Was sind Konsumausgaben der privaten Haushalte?
Unter den Konsumausgaben der privaten Haushalte werden alle unmittelbaren Ausgaben von Privatpersonen eines Haushalts in Waren und Dienstleistungen verstanden. Konsum ist der Verbrauch von Einkommen. Das Gegenteil ist Sparen, also das Einbehalten von Einkommen (Konsumverzicht) für einen zukünftigen Verbrauch. Das Gegenstück zu den Konsumausgaben der privaten Haushalte ist die Sparquote der privaten Haushalte. Allgemein geben die privaten Haushalte bei optimistischer Stimmung einen größeren Anteil ihres Einkommens aus, sie konsumieren.
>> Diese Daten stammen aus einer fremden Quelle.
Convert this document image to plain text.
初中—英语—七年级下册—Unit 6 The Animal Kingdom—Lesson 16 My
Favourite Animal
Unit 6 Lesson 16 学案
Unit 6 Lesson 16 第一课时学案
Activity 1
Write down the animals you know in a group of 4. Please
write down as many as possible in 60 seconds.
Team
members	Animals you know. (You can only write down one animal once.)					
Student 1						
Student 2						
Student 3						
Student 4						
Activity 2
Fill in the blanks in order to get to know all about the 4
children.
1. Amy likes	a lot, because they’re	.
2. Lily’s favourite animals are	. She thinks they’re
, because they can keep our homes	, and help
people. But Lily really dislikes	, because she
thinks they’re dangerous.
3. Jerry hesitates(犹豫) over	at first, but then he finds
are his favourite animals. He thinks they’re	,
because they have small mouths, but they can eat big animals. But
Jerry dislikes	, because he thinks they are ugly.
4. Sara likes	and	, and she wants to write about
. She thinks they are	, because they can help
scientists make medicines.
Ist die Stimmung eher negativ, z.B. in einer allgemeinen Wirtschaftskrise, behalten die privaten Haushalte einen größeren Anteil ihres Einkommens, z.B. aus Sorge vor Arbeitslosigkeit, ein, sie sparen das Einkommen.Konsumentenbefragungen, die die Konsumlaune, das Verbrauchervertrauen oder die Konsumstimmung der Verbraucher einfangen, sind in diesem Zusammenhang wichtige Konjunkturindikatoren. Konsumentenbefragungen ermöglichen es, einen Blick auf die kurz- bis mittelfristige Ausgabebereitschaft der Konsument*innen zu werfen, womit sich auch die zukünftige Entwicklung des Binnenmarktes prognostizieren lässt.